School bullying is now acknowledged as a serious social problem that can have lifelong adverse effects on victims. Yet anyone who is familiar with tradition of the eighteenth- and nineteenth-century school story knows this was not always the case. Katharine Kittredge, in her essay, "'Perversity shews itself so early': Changing Perceptions of Bullying from Late Eighteenth Century to Victorian Children's Literature," traces these shifting social attitudes toward adolescent bullying as portrayed through early children's books. Kittredge points out the rationale for the acquiescence (if not outright encouragement) of bullying was to prepare boys for the rigors of manhood. Additionally, she points out, the bullying, if it intended to encourage good behavior, reinforced the class prejudices prevalent in Britain at the time. However, Kittredge also notes, "from our more gender-informed perspective, we may doubt the health and sustainability of many of the hyper-masculine traits that were promoted." In this insightful and thorough study, Kittredge closely examines some nineteen school stories from the period 1770–1810, and another thirteen texts between 1810 and 1840, specifically assessing the attitudes toward bullying found in those books. Among her findings is the notion that bullying encourages children to do better work—presumably to avoid future bullying. And, in the case of lower-class students (the most frequent targets of bullying), it teaches them to cope with the inevitable struggles they will face in life. She also discovers that many of these working-class victims eventually earn the richest rewards in life—that is, in terms of power and riches.
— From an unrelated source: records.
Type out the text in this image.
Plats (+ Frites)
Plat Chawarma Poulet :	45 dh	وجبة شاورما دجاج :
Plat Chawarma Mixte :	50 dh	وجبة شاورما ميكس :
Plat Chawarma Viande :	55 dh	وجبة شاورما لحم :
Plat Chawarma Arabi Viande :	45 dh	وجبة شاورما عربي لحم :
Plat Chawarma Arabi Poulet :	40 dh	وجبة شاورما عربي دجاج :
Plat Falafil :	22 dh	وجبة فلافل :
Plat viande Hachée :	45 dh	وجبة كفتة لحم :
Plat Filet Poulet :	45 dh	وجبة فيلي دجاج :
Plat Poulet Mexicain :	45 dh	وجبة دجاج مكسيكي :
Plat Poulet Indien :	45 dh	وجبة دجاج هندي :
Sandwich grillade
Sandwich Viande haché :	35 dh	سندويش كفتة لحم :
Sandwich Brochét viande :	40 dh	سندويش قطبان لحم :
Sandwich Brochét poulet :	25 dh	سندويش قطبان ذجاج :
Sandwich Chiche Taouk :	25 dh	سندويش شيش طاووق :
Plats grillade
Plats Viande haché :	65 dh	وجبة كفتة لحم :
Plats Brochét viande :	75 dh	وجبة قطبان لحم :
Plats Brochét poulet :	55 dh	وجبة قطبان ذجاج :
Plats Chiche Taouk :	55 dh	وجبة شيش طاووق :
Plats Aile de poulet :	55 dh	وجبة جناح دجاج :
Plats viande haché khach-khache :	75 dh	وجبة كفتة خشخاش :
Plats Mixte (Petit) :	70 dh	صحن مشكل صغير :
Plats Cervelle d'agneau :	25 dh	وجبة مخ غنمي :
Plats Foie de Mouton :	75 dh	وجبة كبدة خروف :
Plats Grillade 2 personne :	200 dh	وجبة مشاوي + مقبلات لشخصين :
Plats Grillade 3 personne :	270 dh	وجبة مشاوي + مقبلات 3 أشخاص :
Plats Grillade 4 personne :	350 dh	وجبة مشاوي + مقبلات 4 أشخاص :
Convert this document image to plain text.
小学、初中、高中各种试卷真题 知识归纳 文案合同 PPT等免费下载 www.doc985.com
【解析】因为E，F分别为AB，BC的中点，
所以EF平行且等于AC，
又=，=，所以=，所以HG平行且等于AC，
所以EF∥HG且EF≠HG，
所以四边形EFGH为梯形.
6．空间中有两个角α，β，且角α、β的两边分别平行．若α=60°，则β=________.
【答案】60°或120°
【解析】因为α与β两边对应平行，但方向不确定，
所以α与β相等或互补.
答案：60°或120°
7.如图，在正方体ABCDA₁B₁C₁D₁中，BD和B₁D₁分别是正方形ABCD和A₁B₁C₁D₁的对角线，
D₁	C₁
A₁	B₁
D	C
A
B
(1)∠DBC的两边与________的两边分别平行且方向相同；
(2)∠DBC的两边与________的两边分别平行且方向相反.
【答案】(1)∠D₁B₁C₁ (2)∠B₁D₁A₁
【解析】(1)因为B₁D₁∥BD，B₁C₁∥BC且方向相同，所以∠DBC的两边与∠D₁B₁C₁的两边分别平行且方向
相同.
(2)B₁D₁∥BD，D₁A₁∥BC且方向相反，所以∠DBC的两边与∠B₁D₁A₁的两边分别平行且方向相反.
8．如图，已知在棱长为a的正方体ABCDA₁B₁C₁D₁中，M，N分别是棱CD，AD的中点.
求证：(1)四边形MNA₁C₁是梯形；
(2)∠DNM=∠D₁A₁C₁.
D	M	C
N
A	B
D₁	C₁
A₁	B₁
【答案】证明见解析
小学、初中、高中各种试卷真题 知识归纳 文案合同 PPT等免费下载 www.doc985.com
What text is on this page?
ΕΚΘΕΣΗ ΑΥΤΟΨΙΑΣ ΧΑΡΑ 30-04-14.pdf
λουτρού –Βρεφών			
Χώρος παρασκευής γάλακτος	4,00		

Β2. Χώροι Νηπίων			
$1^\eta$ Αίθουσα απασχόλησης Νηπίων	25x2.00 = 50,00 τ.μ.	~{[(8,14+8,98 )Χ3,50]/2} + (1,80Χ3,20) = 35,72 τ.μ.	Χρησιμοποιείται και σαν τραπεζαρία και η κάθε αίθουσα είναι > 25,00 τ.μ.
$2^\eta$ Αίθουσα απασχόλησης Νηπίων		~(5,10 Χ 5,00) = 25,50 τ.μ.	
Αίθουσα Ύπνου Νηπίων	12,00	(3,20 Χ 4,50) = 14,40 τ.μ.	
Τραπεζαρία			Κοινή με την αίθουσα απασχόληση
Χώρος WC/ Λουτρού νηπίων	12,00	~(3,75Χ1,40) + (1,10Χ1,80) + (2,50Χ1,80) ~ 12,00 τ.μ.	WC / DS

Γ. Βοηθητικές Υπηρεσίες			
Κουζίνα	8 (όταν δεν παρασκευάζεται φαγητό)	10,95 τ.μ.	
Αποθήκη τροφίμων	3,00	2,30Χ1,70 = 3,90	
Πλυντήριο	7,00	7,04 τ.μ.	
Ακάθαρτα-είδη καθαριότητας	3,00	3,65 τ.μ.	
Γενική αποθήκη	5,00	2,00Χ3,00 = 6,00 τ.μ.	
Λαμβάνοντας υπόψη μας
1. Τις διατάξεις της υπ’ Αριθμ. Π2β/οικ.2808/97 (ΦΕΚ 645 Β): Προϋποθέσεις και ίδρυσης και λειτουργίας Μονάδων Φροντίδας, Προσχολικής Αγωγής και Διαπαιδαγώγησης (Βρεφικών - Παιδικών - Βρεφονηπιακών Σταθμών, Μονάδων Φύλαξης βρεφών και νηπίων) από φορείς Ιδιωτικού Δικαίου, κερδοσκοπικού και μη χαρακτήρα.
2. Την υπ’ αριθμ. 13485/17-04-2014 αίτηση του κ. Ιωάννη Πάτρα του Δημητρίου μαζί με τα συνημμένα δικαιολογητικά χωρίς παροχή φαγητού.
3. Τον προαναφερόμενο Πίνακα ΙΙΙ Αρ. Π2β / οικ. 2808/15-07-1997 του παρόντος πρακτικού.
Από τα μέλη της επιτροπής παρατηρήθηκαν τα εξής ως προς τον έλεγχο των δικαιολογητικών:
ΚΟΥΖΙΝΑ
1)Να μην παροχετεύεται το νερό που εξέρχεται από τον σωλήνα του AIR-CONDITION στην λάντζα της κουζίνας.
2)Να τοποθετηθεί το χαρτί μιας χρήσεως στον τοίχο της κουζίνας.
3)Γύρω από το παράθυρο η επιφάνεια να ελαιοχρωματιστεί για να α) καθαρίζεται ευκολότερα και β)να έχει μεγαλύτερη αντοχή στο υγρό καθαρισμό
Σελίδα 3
Kittredge traces the development of the portrayal of bullying and the bully through the end of the nineteenth century, when attitudes began to shift toward our modern condemnation of the bully. She sees Hughes' Tom Brown's Schooldays as the pivotal text in this regard, and it was in the Victorian era that the bully became an unattractive figure and no longer the hero of the story (although Kittredge cautions that current social reality suggests that we may not have entirely abandoned all the abhorrent attitudes of the past).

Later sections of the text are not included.